According to an in-depth media analysis by journalist Courtney Swanson, Kamala Harris has had her record misrepresented, her success minimized, and her presence erased by mainstream media at a level experienced by no other candidate. Swanson argues - along with FiveThirtyEight - that her identity as a Black woman is to blame.
The #KamalaIsACop hashtag was paired with critiques of her record as a prosecutor and California Attorney General. Reporting indicates that many of the social media accounts spreading these critiques were actually Russian trolls intending to disrupt American politics.
Some of the critiques, like her role in the Jamal Trulove case, or that she fought to keep inmates in jail to fight wildfires, were later debunked - primarily by Black women on Twitter. They argue her true record is actually quite long and robust.
Kamala was the only presidential candidate to protest President Trump’s criminal justice award, and was one of only three candidates to attend the Criminal Justice Town Hall (with Cory Booker and Tom Steyer).
She has also consistently been erased in mainstream media. Though her signature policy is the LIFT Act, a Vox article about a similar experiment in Harris’ home state didn’t mention her at all. She’s been a leader in California on Black women’s maternal health, but a HuffPost article about the issue quoted Elizabeth Warren, not Harris. The Daily Beast tweeted that Pete Buttigieg’s plan to cap prescription drug costs was the “first” - but Harris’ similar plan was released months earlier.
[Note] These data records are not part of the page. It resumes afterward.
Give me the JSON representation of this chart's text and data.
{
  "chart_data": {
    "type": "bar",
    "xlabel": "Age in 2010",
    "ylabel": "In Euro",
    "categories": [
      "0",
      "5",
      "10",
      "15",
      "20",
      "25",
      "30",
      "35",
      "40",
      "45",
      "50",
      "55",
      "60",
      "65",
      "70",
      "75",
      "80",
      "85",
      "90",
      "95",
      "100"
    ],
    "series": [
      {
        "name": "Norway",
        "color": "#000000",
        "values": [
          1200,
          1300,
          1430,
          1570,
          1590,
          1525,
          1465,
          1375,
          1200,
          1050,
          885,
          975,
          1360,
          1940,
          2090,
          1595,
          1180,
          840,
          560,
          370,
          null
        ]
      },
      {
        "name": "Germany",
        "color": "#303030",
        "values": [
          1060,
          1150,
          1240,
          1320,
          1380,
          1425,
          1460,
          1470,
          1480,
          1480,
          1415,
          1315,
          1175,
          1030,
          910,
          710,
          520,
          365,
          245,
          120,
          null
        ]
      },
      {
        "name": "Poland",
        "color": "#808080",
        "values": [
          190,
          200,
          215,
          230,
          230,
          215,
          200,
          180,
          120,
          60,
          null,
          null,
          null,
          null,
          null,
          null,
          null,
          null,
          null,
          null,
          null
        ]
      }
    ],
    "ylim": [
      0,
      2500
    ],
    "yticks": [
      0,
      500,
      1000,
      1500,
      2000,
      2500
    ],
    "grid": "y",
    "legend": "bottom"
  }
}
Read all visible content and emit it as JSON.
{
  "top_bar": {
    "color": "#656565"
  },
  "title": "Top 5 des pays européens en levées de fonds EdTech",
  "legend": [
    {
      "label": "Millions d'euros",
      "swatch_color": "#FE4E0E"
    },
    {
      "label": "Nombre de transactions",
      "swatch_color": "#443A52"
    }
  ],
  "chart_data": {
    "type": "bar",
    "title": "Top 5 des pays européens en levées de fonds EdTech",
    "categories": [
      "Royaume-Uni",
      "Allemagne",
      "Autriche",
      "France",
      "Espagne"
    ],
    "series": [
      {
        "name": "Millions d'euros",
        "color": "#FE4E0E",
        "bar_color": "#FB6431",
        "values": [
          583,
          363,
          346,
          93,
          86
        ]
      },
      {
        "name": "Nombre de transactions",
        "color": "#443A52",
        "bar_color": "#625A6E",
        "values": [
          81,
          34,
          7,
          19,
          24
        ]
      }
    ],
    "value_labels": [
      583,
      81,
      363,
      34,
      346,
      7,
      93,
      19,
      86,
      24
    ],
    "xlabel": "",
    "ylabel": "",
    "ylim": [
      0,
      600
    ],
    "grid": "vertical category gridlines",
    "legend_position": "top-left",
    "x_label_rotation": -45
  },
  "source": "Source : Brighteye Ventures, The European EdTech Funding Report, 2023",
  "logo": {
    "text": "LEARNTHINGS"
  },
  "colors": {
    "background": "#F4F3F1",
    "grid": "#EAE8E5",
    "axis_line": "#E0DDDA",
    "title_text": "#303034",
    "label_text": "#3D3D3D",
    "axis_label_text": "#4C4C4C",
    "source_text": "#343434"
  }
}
She has also been erased from polls; MSNBC put Buttigieg in 4th place in a recent broadcast, erasing Harris entirely, though she was polling above him. MSNBC also erased her from a broadcast of an anti-gun violence PSA, though she was in the full-length clip.
At the recent LGBTQ forum, her harsh treatment was made clear. “How can trans people trust [you]?” asked the moderator to Harris about her record with treating transgender inmates. Elizabeth Warren, a white woman who has a similar record, was asked, “How can people evolve like you?”
It appears that America is not ready for a powerful Black woman leader, at least according to Bakari Sellers, a journalist who adapted the Black axiom - that we often have to be “twice as good” - to Harris’ situation:
“Kamala Harris has to run faster and jump higher than anybody else in this race… She cannot be equal to Elizabeth Warren or Joe Biden; she has to lap them.”